Las bodas no pueden unir a los esposos hasta tal punto que les haga estar y vivir el uno en el otro, como sucede con Cristo y la Iglesia. Los miembros están unidos a la cabeza, viven de esta conexión y, si son cortados, mueren, pero bastante más que a su cabeza están unidos a Cristo, y viven por él mucho más que por la unión a su cabeza. Y llego así a la realidad más extraordinaria: ¿quién está más unido a otro que consigo mismo? Pues bien, también esta unidad es inferior a la unión de la que hablamos. A buen seguro, cada uno de los espíritus bienaventurados es único e idéntico a sí mismo; sin embargo, está más unido al Salvador que a sí mismo: en efecto, ama al Salvador más que a sí mismo (Nicolás Cabasilas, La vita in Cristo, II [edición española: La vida en Cristo, Rialp, Madrid 1999]).


ACTIO

Repite con frecuencia y vive hoy la Palabra:

«Muéstranos, Señor, tu misericordia y danos tu salvación» (Sal 84,8).
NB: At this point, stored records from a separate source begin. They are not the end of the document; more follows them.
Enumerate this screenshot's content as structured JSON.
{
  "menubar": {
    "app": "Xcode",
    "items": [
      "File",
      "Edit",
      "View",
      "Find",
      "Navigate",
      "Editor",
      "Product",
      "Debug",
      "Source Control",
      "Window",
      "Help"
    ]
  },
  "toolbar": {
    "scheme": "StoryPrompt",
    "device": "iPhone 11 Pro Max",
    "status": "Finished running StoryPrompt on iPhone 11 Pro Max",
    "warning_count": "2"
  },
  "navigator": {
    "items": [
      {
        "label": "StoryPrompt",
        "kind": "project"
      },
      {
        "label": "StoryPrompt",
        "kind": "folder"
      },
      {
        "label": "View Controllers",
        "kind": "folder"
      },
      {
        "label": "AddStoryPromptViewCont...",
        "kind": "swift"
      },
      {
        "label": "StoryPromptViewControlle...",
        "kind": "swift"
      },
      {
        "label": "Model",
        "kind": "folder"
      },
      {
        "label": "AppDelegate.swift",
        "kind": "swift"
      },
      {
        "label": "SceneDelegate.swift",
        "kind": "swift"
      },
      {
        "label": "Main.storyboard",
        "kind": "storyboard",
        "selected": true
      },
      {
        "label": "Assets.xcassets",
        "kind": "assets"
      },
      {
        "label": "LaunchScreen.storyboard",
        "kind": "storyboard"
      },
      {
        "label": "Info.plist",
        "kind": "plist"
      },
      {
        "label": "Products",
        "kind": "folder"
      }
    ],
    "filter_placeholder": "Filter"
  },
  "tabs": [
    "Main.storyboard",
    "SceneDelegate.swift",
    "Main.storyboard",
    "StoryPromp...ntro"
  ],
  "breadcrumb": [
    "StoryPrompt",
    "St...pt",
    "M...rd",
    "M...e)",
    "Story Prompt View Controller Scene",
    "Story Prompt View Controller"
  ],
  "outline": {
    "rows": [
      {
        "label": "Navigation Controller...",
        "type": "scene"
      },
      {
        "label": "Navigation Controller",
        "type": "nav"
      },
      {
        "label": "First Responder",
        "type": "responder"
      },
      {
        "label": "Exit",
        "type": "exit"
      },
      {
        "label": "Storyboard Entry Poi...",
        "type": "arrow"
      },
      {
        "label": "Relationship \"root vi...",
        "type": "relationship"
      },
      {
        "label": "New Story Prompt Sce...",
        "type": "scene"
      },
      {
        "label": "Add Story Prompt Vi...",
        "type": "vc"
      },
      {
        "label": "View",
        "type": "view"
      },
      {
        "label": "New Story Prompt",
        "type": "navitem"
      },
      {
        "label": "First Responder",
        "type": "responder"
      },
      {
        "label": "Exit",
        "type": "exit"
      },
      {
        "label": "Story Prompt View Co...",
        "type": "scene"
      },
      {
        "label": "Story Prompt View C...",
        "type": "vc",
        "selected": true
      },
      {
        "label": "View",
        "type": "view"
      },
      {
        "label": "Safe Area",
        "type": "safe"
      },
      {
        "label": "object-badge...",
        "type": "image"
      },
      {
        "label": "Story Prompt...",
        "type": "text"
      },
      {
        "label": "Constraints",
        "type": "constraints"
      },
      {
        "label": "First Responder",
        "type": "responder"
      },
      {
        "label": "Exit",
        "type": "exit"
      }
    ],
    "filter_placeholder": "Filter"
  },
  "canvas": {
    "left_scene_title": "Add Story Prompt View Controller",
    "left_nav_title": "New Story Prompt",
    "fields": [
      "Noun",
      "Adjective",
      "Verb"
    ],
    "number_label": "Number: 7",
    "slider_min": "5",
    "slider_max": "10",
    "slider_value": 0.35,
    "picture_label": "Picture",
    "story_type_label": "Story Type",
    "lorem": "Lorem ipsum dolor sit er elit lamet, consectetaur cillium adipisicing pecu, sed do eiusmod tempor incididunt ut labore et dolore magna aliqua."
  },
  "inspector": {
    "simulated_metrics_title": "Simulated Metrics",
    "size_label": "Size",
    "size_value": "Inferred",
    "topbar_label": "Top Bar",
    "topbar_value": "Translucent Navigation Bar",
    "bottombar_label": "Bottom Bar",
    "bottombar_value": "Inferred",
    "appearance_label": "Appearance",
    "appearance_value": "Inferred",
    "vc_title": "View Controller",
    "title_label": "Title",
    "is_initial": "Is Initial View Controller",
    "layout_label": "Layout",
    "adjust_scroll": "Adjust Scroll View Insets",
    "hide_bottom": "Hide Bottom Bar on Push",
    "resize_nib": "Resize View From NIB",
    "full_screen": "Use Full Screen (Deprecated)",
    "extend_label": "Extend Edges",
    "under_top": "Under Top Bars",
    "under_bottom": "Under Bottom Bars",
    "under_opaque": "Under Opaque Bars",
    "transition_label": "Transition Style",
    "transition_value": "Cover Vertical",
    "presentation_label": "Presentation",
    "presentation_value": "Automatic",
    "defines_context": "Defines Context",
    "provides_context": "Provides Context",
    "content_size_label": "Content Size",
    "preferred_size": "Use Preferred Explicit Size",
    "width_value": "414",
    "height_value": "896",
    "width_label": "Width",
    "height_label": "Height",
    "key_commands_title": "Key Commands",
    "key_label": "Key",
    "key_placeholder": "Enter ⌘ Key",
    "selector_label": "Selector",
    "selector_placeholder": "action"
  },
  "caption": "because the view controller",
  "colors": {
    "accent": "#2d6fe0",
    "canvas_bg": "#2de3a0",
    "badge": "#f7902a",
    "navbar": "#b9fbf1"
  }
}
PARA LA LECTURA ESPIRITUAL

No parece una cosa tan evidente que los cristianos sean una «estirpe elegida». Pendencieros, vanos, egoístas, petulantes, ingratos, tenaces en el resentimiento, los miembros de esta raza elegida a duras penas se distinguen en el marco de la universal miseria humana. Nada de lo nuestro puede haber motivado, ni de lejos, la elección divina. El único valor que hay en nosotros es precisamente esta elección, que lleva a cabo y explica cuanto de santo, de puro, de generoso, de sabio, de bueno... germina en un terreno tan sórdido y duro. La existencia de una «estirpe elegida» no significa que haya «estirpes excluidas». La estirpe elegida está compuesta por todos los que no se defienden del asalto del amor que está en el origen de todas las cosas que existen. Los «predestinados» son —allí donde se encuentren—los que se dejan amar. La Iglesia es la asamblea de los convocados por el amor del Padre.

Somos un pueblo, unificado por la común dignidad y por la esperanza común. Somos un pueblo con la única ley del amor. Con nuestro comportamiento podemos desmentir mil veces esta realidad nuestra, pero no por ello deja de estar arraigada y de ser urgente dentro de nosotros. Somos un pueblo y parecemos una manada de litigiosos sumarios. Ahora bien, nadie debe ironizar ni escandalizarse. Nadie que sea capaz de registrar despiadadamente sus propias derrotas se maravillará de los ideales aparentemente inertes y traicionados por todos, con tal de que cada día se renueve el compromiso. Estoy tan asombrado y soy tan feliz de que me haya alcanzado la misericordia, que no llego a descubrir justamente motivos de indignación y de denuncia. Somos un pueblo de gente que intenta amar en un mundo donde todo nos invita a atrincherarnos en nosotros mismos; que intenta contemplar la realidad verdadera y eterna, mientras que todos nos exhortan a disiparnos; que intenta orar, esto es, abrirse al diálogo con el Padre, cuando todos están persuadidos de que el cielo es un vacío el mundo un orfanato. Todos estos repetidos intentos, realizadyos juntos para que nuestro escaso ánimo se multiplique y nuestros abatimientos no se sumen, eso es el pueblo de Dios (G. Biffi, Meditazioni sulla vita ecclesiale, Milán 1972, pp. 129-132, passim).